Konsep klasifikasi ilmu pengetahuan menurut Al-Ghazali ini menimbulkan pemahaman tentang dualisme, yaitu ilmu pengetahuan dibagi menjadi dua bagian yang terpisah, yaitu ilmu agama dan ilmu dunia. Namun, sering kali konsep ini disalahartikan sehingga dianggap sebagai pembatasan kebebasan manusia dalam mencari dan mengembangkan ilmu pengetahuan. Beberapa orang yang tidak setuju dengan pandangan Al-Ghazali berpendapat bahwa konsep ini mengabaikan pentingnya rasionalisasi dalam memperoleh dan mengembangkan ilmu pengetahuan sesuai dengan perkembangan zaman dan budaya manusia. Oleh karena itu, Al-Ghazali sering dituduh sebagai penyebab kemunduran kebudayaan umat Islam. Menurut mereka, karena konsep Al-Ghazali, umat Islam di Timur kurang maju dalam peradaban mereka, sementara di Barat, seperti di Spanyol, Andalusia, dan Cordoba, Islam lebih maju.

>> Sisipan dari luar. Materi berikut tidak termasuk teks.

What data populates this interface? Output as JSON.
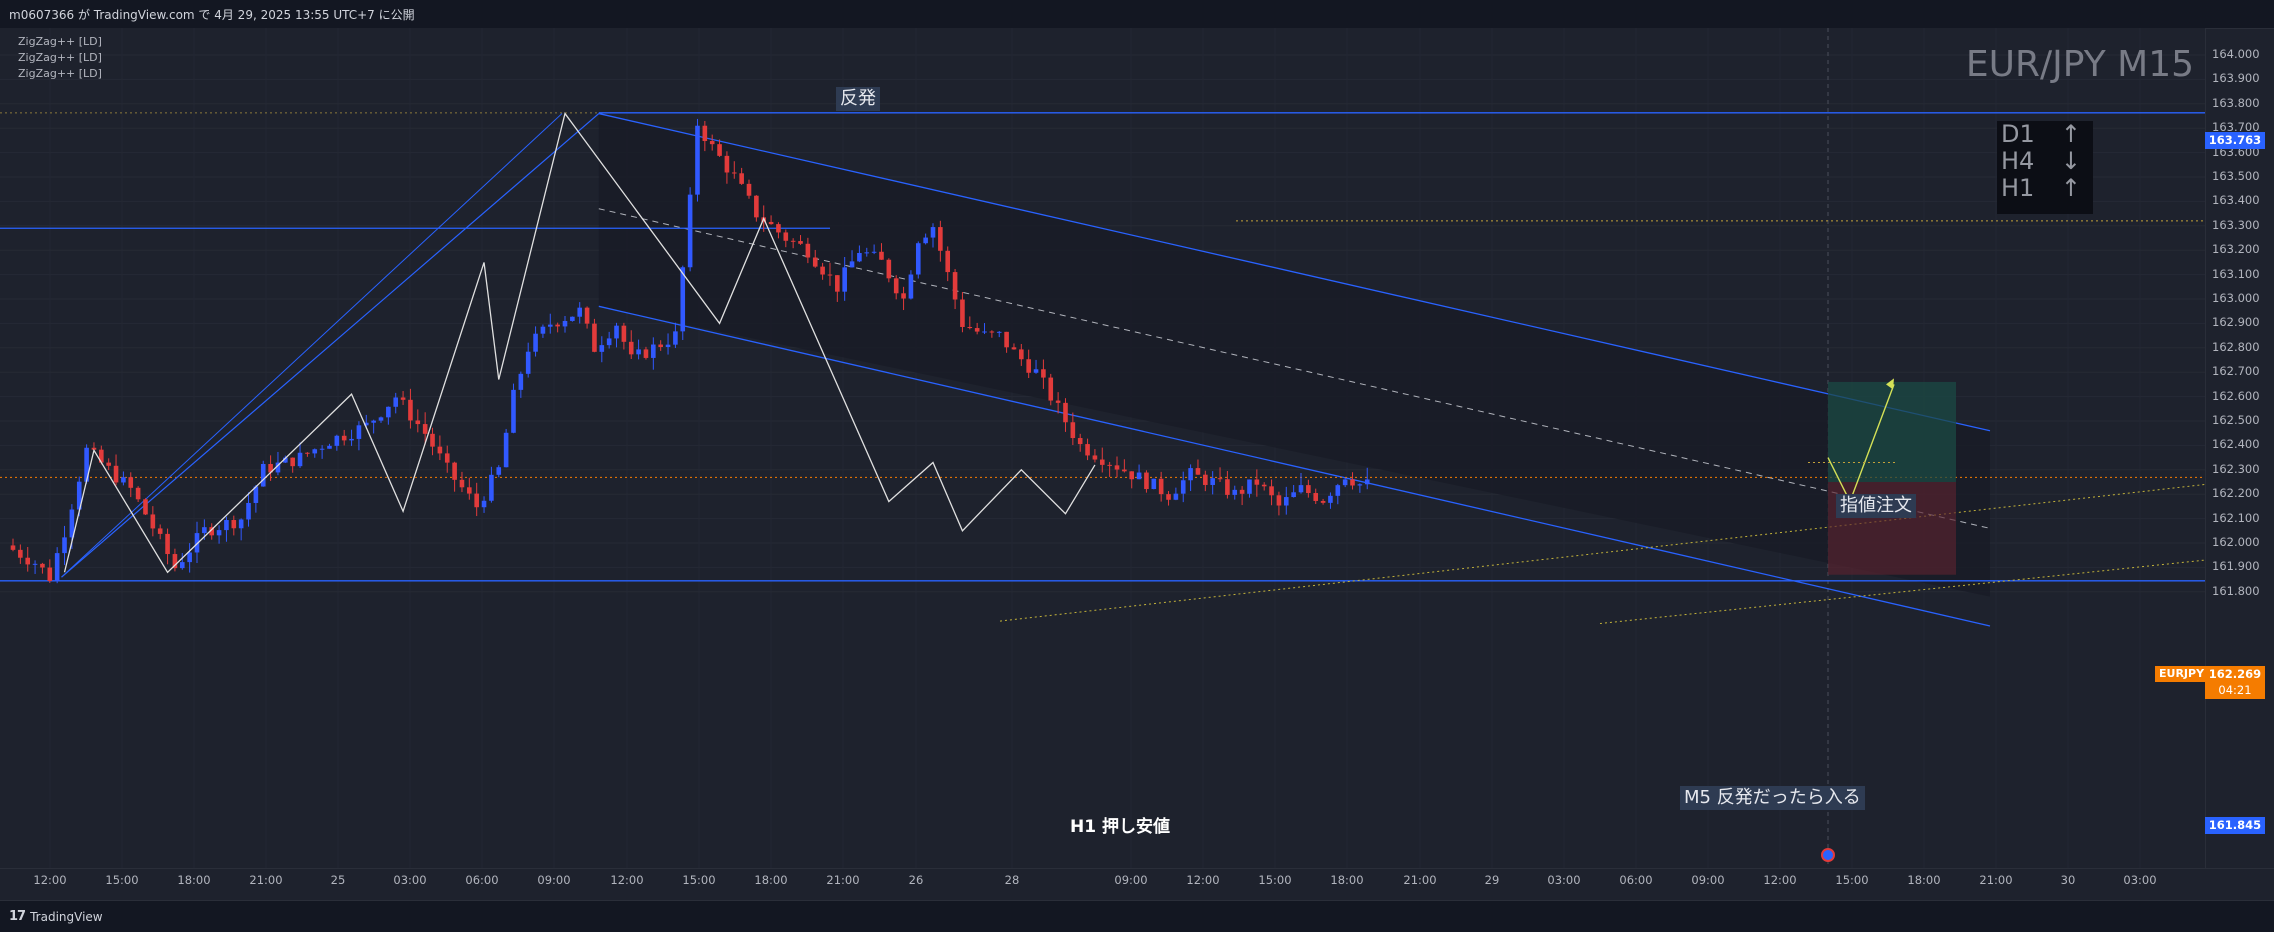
{
  "header": {
    "publish_text": "m0607366 が TradingView.com で 4月 29, 2025 13:55 UTC+7 に公開"
  },
  "footer": {
    "brand": "TradingView",
    "logo_icon": "tradingview-logo-icon"
  },
  "legend": [
    "ZigZag++ [LD]",
    "ZigZag++ [LD]",
    "ZigZag++ [LD]"
  ],
  "symbol": {
    "title": "EUR/JPY M15",
    "ticker": "EURJPY",
    "last_price": "162.269",
    "countdown": "04:21"
  },
  "trend_box": [
    {
      "tf": "D1",
      "arrow": "↑"
    },
    {
      "tf": "H4",
      "arrow": "↓"
    },
    {
      "tf": "H1",
      "arrow": "↑"
    }
  ],
  "annotations": {
    "rebound": "反発",
    "limit_order": "指値注文",
    "m5_entry": "M5 反発だったら入る",
    "h1_support": "H1 押し安値"
  },
  "price_labels": {
    "resistance": "163.763",
    "support": "161.845"
  },
  "colors": {
    "bull": "#3159ff",
    "bear": "#e23b3b",
    "line_blue": "#2962ff",
    "zigzag": "#e0e0e0",
    "target": "#d4e157",
    "last_price_bg": "#f57c00",
    "level_blue": "#2962ff"
  },
  "chart_data": {
    "type": "candlestick",
    "title": "EUR/JPY M15",
    "ylim": [
      161.75,
      164.05
    ],
    "y_ticks": [
      "164.000",
      "163.900",
      "163.800",
      "163.700",
      "163.600",
      "163.500",
      "163.400",
      "163.300",
      "163.200",
      "163.100",
      "163.000",
      "162.900",
      "162.800",
      "162.700",
      "162.600",
      "162.500",
      "162.400",
      "162.300",
      "162.200",
      "162.100",
      "162.000",
      "161.900",
      "161.800"
    ],
    "x_ticks": [
      "12:00",
      "15:00",
      "18:00",
      "21:00",
      "25",
      "03:00",
      "06:00",
      "09:00",
      "12:00",
      "15:00",
      "18:00",
      "21:00",
      "26",
      "28",
      "09:00",
      "12:00",
      "15:00",
      "18:00",
      "21:00",
      "29",
      "03:00",
      "06:00",
      "09:00",
      "12:00",
      "15:00",
      "18:00",
      "21:00",
      "30",
      "03:00"
    ],
    "price_path": [
      [
        0,
        161.99
      ],
      [
        4,
        161.92
      ],
      [
        6,
        161.86
      ],
      [
        8,
        162.05
      ],
      [
        11,
        162.38
      ],
      [
        14,
        162.3
      ],
      [
        17,
        162.22
      ],
      [
        19,
        162.12
      ],
      [
        23,
        161.9
      ],
      [
        27,
        162.05
      ],
      [
        32,
        162.1
      ],
      [
        35,
        162.3
      ],
      [
        40,
        162.35
      ],
      [
        44,
        162.42
      ],
      [
        49,
        162.48
      ],
      [
        53,
        162.6
      ],
      [
        57,
        162.45
      ],
      [
        60,
        162.3
      ],
      [
        64,
        162.15
      ],
      [
        67,
        162.3
      ],
      [
        69,
        162.6
      ],
      [
        71,
        162.8
      ],
      [
        74,
        162.9
      ],
      [
        78,
        162.95
      ],
      [
        80,
        162.8
      ],
      [
        83,
        162.9
      ],
      [
        85,
        162.75
      ],
      [
        88,
        162.8
      ],
      [
        91,
        162.85
      ],
      [
        93,
        163.4
      ],
      [
        94,
        163.72
      ],
      [
        96,
        163.62
      ],
      [
        99,
        163.5
      ],
      [
        102,
        163.35
      ],
      [
        106,
        163.25
      ],
      [
        109,
        163.2
      ],
      [
        113,
        163.05
      ],
      [
        116,
        163.2
      ],
      [
        119,
        163.15
      ],
      [
        122,
        163.0
      ],
      [
        124,
        163.25
      ],
      [
        126,
        163.3
      ],
      [
        128,
        163.1
      ],
      [
        130,
        162.9
      ],
      [
        133,
        162.85
      ],
      [
        135,
        162.85
      ],
      [
        137,
        162.78
      ],
      [
        140,
        162.7
      ],
      [
        143,
        162.55
      ],
      [
        146,
        162.4
      ],
      [
        149,
        162.35
      ],
      [
        152,
        162.3
      ],
      [
        155,
        162.25
      ],
      [
        158,
        162.2
      ],
      [
        161,
        162.28
      ],
      [
        164,
        162.25
      ],
      [
        167,
        162.2
      ],
      [
        170,
        162.25
      ],
      [
        173,
        162.15
      ],
      [
        176,
        162.22
      ],
      [
        179,
        162.18
      ],
      [
        182,
        162.28
      ],
      [
        184,
        162.24
      ]
    ],
    "zigzag_points": [
      [
        7,
        161.88
      ],
      [
        11,
        162.38
      ],
      [
        21,
        161.88
      ],
      [
        46,
        162.61
      ],
      [
        53,
        162.13
      ],
      [
        64,
        163.15
      ],
      [
        66,
        162.67
      ],
      [
        75,
        163.76
      ],
      [
        96,
        162.9
      ],
      [
        102,
        163.33
      ],
      [
        119,
        162.17
      ],
      [
        125,
        162.33
      ],
      [
        129,
        162.05
      ],
      [
        137,
        162.3
      ],
      [
        143,
        162.12
      ],
      [
        147,
        162.32
      ]
    ],
    "levels": {
      "resistance": 163.763,
      "support": 161.845,
      "last": 162.269
    },
    "trade_plan": {
      "entry": 162.25,
      "target": 162.66,
      "stop": 161.87,
      "path": [
        [
          0,
          162.35
        ],
        [
          1,
          162.17
        ],
        [
          3,
          162.65
        ]
      ]
    }
  }
}
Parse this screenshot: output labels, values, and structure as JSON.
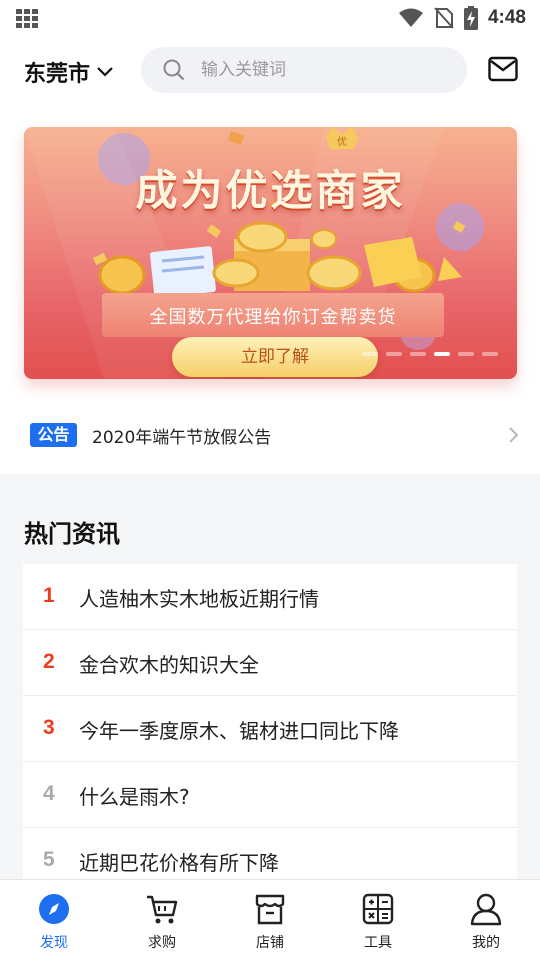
{
  "status_bar": {
    "time": "4:48",
    "icons": [
      "app-grid-icon",
      "wifi-icon",
      "no-sim-icon",
      "battery-charging-icon"
    ]
  },
  "header": {
    "city": "东莞市",
    "search_placeholder": "输入关键词",
    "icons": [
      "chevron-down-icon",
      "search-icon",
      "mail-icon"
    ]
  },
  "banner": {
    "headline": "成为优选商家",
    "badge": "优",
    "subtitle": "全国数万代理给你订金帮卖货",
    "button_label": "立即了解",
    "slide_count": 6,
    "active_slide": 4,
    "colors": {
      "top": "#f7b28f",
      "bottom": "#e2504f",
      "button": "#f6cf6a"
    }
  },
  "notice": {
    "badge": "公告",
    "text": "2020年端午节放假公告"
  },
  "hot_news": {
    "title": "热门资讯",
    "items": [
      {
        "rank": "1",
        "title": "人造柚木实木地板近期行情",
        "hot": true
      },
      {
        "rank": "2",
        "title": "金合欢木的知识大全",
        "hot": true
      },
      {
        "rank": "3",
        "title": "今年一季度原木、锯材进口同比下降",
        "hot": true
      },
      {
        "rank": "4",
        "title": "什么是雨木?",
        "hot": false
      },
      {
        "rank": "5",
        "title": "近期巴花价格有所下降",
        "hot": false
      }
    ],
    "colors": {
      "hot_rank": "#ec3c1f",
      "normal_rank": "#aaaaaa"
    }
  },
  "bottom_nav": {
    "items": [
      {
        "label": "发现",
        "icon": "compass-icon",
        "active": true
      },
      {
        "label": "求购",
        "icon": "cart-icon",
        "active": false
      },
      {
        "label": "店铺",
        "icon": "store-icon",
        "active": false
      },
      {
        "label": "工具",
        "icon": "calculator-icon",
        "active": false
      },
      {
        "label": "我的",
        "icon": "user-icon",
        "active": false
      }
    ],
    "colors": {
      "active": "#1e6ff0",
      "inactive": "#222222"
    }
  }
}
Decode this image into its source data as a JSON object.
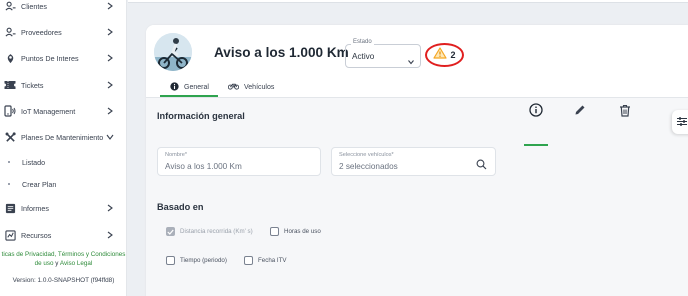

Pendapat yang berseberangan dengan Al-Ghazali menekankan pentingnya kebebasan dalam mencari pengetahuan dan penggunaan rasionalitas dalam perkembangan ilmu pengetahuan. Mereka berpendapat bahwa membatasi ilmu pengetahuan hanya pada teks agama akan menghambat kemajuan intelektual dan perkembangan kebudayaan. Sebaliknya, mereka menganjurkan pendekatan yang lebih terbuka dan rasional dalam memperoleh dan mengembangkan ilmu pengetahuan sesuai dengan tuntutan zaman dan kebudayaan manusia.
Polemik ini mencerminkan perbedaan pandangan mengenai peran agama dalam pengembangan ilmu pengetahuan. Al-Ghazali memandang bahwa ilmu pengetahuan harus didasarkan pada otoritas agama dan teks-teks agama, sementara pandangan yang kontra berpendapat bahwa ilmu pengetahuan perlu memiliki ruang untuk eksplorasi, rasionalisasi, dan perkembangan yang lebih maju.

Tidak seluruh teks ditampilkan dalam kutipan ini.